Além das medalhas, o vice-campeão brasileiro de William Uriel garantiu a ele uma vaga no Campeonato Panamericano de Kickboxing de 2023. Ele irá compor a Seleção Brasileira que disputará a competição continental em dezembro na cidade de Foz do Iguaçu, no Paraná.

Fred acompanha Will, Kaue e Gabriel em Campeonato Brasileiro de Kickboxing. Willian ficou com a medalha de prata na categoria Kick Light e Gabriel com o bronze na Light Contact. Foto: Projeto Social Panossi Team/ Divulgação.

Uriel é um dos orgulhos do coach Panossi.
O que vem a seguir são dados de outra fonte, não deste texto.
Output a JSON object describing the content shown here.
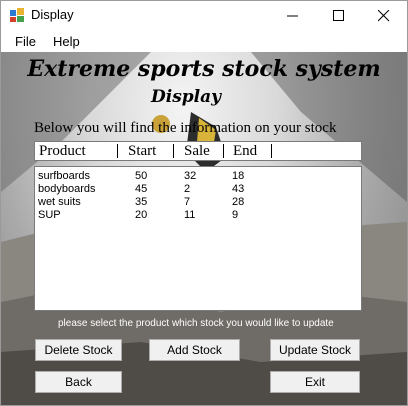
{
  "window": {
    "title": "Display",
    "icon": "windows-form-icon"
  },
  "menu": [
    "File",
    "Help"
  ],
  "heading": {
    "title": "Extreme sports stock system",
    "subtitle": "Display",
    "info": "Below you will find the information  on your stock"
  },
  "table": {
    "columns": [
      "Product",
      "Start",
      "Sale",
      "End"
    ],
    "rows": [
      [
        "surfboards",
        "50",
        "32",
        "18"
      ],
      [
        "bodyboards",
        "45",
        "2",
        "43"
      ],
      [
        "wet suits",
        "35",
        "7",
        "28"
      ],
      [
        "SUP",
        "20",
        "11",
        "9"
      ]
    ]
  },
  "hint": "please select the product which stock you would like to update",
  "buttons": {
    "delete": "Delete Stock",
    "add": "Add Stock",
    "update": "Update Stock",
    "back": "Back",
    "exit": "Exit"
  }
}
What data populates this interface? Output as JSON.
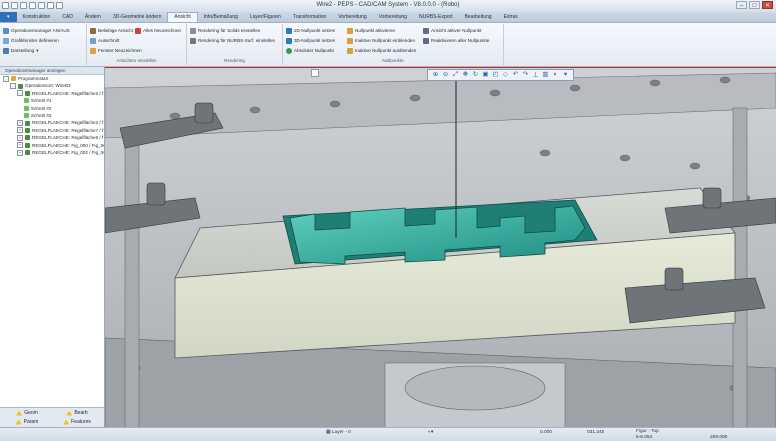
{
  "window": {
    "title": "Wire2 - PEPS - CAD/CAM System - V8.0.0.0 - (Robo)"
  },
  "tabs": [
    "Konstruktion",
    "CAD",
    "Ändern",
    "3D-Geometrie ändern",
    "Ansicht",
    "Info/Bemaßung",
    "Layer/Figuren",
    "Transformation",
    "Vorbereitung",
    "Vorbereitung",
    "NURBS-Export",
    "Bearbeitung",
    "Extras"
  ],
  "active_tab_index": 4,
  "ribbon": {
    "group1": {
      "items": [
        "Operationsmanager AN/AUS",
        "Grafikfenster definieren",
        "Darstellung"
      ]
    },
    "group2": {
      "name": "Ansichten einstellen",
      "items": [
        "Beliebige Ansicht",
        "Ausschnitt",
        "Fenster Neuzeichnen",
        "Alles Neuzeichnen"
      ]
    },
    "group3": {
      "name": "Rendering",
      "items": [
        "Rendering für Solids einstellen",
        "Rendering für NURBS-Surf. einstellen"
      ]
    },
    "group4": {
      "name": "Nullpunkte",
      "items": [
        "2D-Nullpunkt setzen",
        "3D-Nullpunkt setzen",
        "Absoluter Nullpunkt",
        "Nullpunkt aktivieren",
        "Inaktive Nullpunkt einblenden",
        "Inaktive Nullpunkt ausblenden",
        "Ansicht aktiver Nullpunkt",
        "Reaktivieren aller Nullpunkte"
      ]
    }
  },
  "left_panel": {
    "header": "Operationsmanager anzeigen",
    "tree": [
      {
        "label": "Programmstart",
        "level": 0,
        "expander": "-"
      },
      {
        "label": "Operationsort: WireD2",
        "level": 1,
        "expander": "-"
      },
      {
        "label": "REGELFLAECHE: Regelfläche2 / f",
        "level": 2,
        "expander": "-"
      },
      {
        "label": "Schnitt #1",
        "level": 3,
        "expander": ""
      },
      {
        "label": "Schnitt #2",
        "level": 3,
        "expander": ""
      },
      {
        "label": "Schnitt #3",
        "level": 3,
        "expander": ""
      },
      {
        "label": "REGELFLAECHE: Regelfläche2 / f",
        "level": 2,
        "expander": "+"
      },
      {
        "label": "REGELFLAECHE: Regelfläche7 / f",
        "level": 2,
        "expander": "+"
      },
      {
        "label": "REGELFLAECHE: Regelfläche6 / f",
        "level": 2,
        "expander": "+"
      },
      {
        "label": "REGELFLAECHE: Fig_000 / Fig_0C",
        "level": 2,
        "expander": "+"
      },
      {
        "label": "REGELFLAECHE: Fig_002 / Fig_0C",
        "level": 2,
        "expander": "+"
      }
    ],
    "bottom_tabs": [
      "Geom",
      "Bearb",
      "Param",
      "Features"
    ]
  },
  "viewport": {
    "toolbar_icons": [
      "zoom-in",
      "zoom-out",
      "fit",
      "pan",
      "rotate",
      "view-front",
      "view-top",
      "view-iso",
      "undo-view",
      "redo-view",
      "measure",
      "section",
      "shading",
      "display-mode"
    ]
  },
  "status": {
    "layer": "Layer - 0",
    "zoom": "0.000",
    "coord": "031.245",
    "figur_label": "Figur - Top",
    "figur_val": "0.000",
    "value_a": "5-6.054",
    "value_b": "259.000"
  },
  "colors": {
    "accent": "#2f6fb8",
    "toolpath": "#2fb09a",
    "viewport_border": "#c22a2a"
  }
}
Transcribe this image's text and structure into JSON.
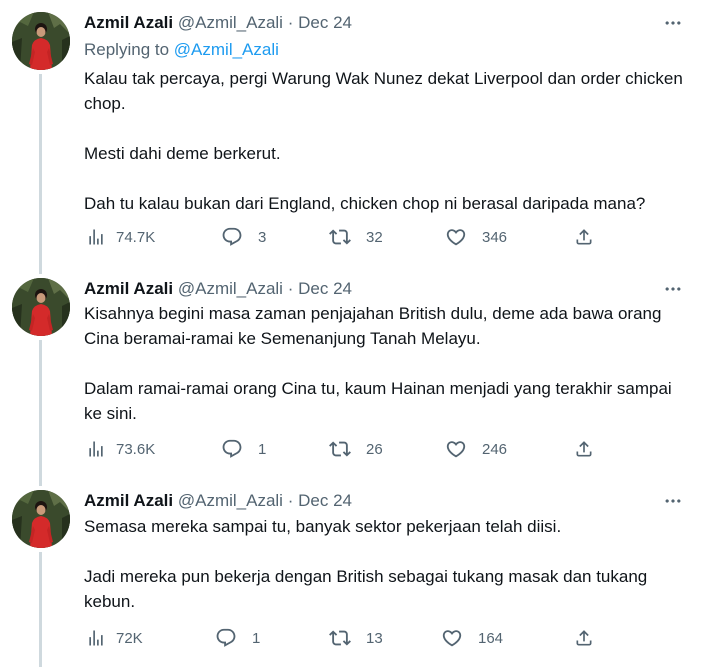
{
  "tweets": [
    {
      "name": "Azmil Azali",
      "handle": "@Azmil_Azali",
      "dot": "·",
      "date": "Dec 24",
      "replying_prefix": "Replying to ",
      "replying_handle": "@Azmil_Azali",
      "paragraphs": [
        "Kalau tak percaya, pergi Warung Wak Nunez dekat Liverpool dan order chicken chop.",
        "Mesti dahi deme berkerut.",
        "Dah tu kalau bukan dari England, chicken chop ni berasal daripada mana?"
      ],
      "views": "74.7K",
      "replies": "3",
      "retweets": "32",
      "likes": "346"
    },
    {
      "name": "Azmil Azali",
      "handle": "@Azmil_Azali",
      "dot": "·",
      "date": "Dec 24",
      "paragraphs": [
        "Kisahnya begini masa zaman penjajahan British dulu, deme ada bawa orang Cina beramai-ramai ke Semenanjung Tanah Melayu.",
        "Dalam ramai-ramai orang Cina tu, kaum Hainan menjadi yang terakhir sampai ke sini."
      ],
      "views": "73.6K",
      "replies": "1",
      "retweets": "26",
      "likes": "246"
    },
    {
      "name": "Azmil Azali",
      "handle": "@Azmil_Azali",
      "dot": "·",
      "date": "Dec 24",
      "paragraphs": [
        "Semasa mereka sampai tu, banyak sektor pekerjaan telah diisi.",
        "Jadi mereka pun bekerja dengan British sebagai tukang masak dan tukang kebun."
      ],
      "views": "72K",
      "replies": "1",
      "retweets": "13",
      "likes": "164"
    }
  ],
  "icons": {
    "views": "analytics-icon",
    "reply": "reply-icon",
    "retweet": "retweet-icon",
    "like": "heart-icon",
    "share": "share-icon",
    "more": "more-options-icon"
  },
  "colors": {
    "text": "#0f1419",
    "secondary": "#536471",
    "link": "#1d9bf0",
    "thread_line": "#cfd9de",
    "divider": "#eff3f4"
  }
}
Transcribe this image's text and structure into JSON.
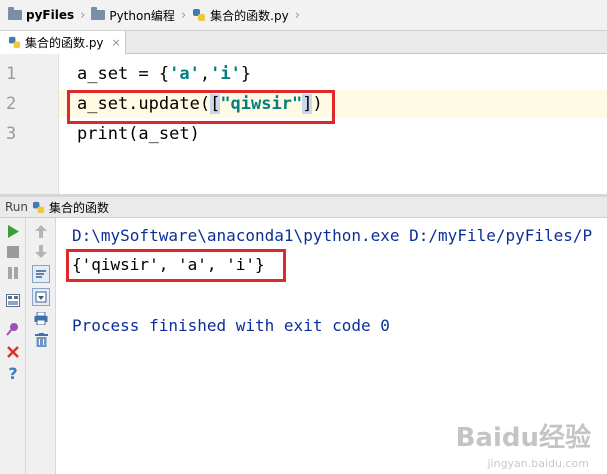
{
  "breadcrumb": {
    "items": [
      {
        "label": "pyFiles"
      },
      {
        "label": "Python编程"
      },
      {
        "label": "集合的函数.py"
      }
    ]
  },
  "tabs": [
    {
      "label": "集合的函数.py",
      "close": "×"
    }
  ],
  "editor": {
    "lines": [
      {
        "num": "1",
        "code": "a_set = {'a','i'}"
      },
      {
        "num": "2",
        "code": "a_set.update([\"qiwsir\"])"
      },
      {
        "num": "3",
        "code": "print(a_set)"
      }
    ],
    "line1": {
      "pre": "a_set = {",
      "s1": "'a'",
      "mid": ",",
      "s2": "'i'",
      "post": "}"
    },
    "line2": {
      "pre": "a_set.update(",
      "lb": "[",
      "s1": "\"qiwsir\"",
      "rb": "]",
      "post": ")"
    },
    "line3": {
      "code": "print(a_set)"
    }
  },
  "run": {
    "label": "Run",
    "config_name": "集合的函数"
  },
  "console": {
    "lines": [
      "D:\\mySoftware\\anaconda1\\python.exe D:/myFile/pyFiles/P",
      "{'qiwsir', 'a', 'i'}",
      "",
      "Process finished with exit code 0"
    ]
  },
  "watermark": {
    "text": "Baidu经验",
    "sub": "jingyan.baidu.com"
  },
  "colors": {
    "highlight_box": "#e0272b",
    "string": "#008080",
    "console_blue": "#0b2f99"
  }
}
Um dos momentos marcantes foi quando o jovem perdeu a avó mas não se abalou e manteve a rotina de treinos.“ Uma coisa que me marcou nesse ano foi com a avó do William Uriel, ela veio a falecer na quarta-feira e um dia depois foi o velório. Já na sexta, o Willian veio treinar e no sábado ele conquistou o cinturão de ouro no boxe de 54 kg. Aí ele demonstrou a responsabilidade com o projeto, o seu interesse e mostrou que realmente ele quer ser campeão, independente da adversidade que a vida impor sobre ele”. 

As conquistas do Projeto Social não ficam apenas dentro do ringue. O trabalho feito por Panossi está sendo reconhecido publicamente. Fred foi lembrado durante a sessão solene de entrega de moções de congratulações à personalidades de Camboriú, A premiação foi realizada pela Câmara de Vereadores em julho de 2022. Na ocasião, Panossi recebeu o prêmio por indicação do parlamentar Ewerson Umbelino (PL). Segundo a Câmara, ele foi gratificado pelo: “trabalho que vem realizando no projeto, desde a sua fundação em 2021, ensinando gratuitamente artes marciais e bons princípios para crianças e adolescentes carentes de Camboriú, formando campeões através do esporte”.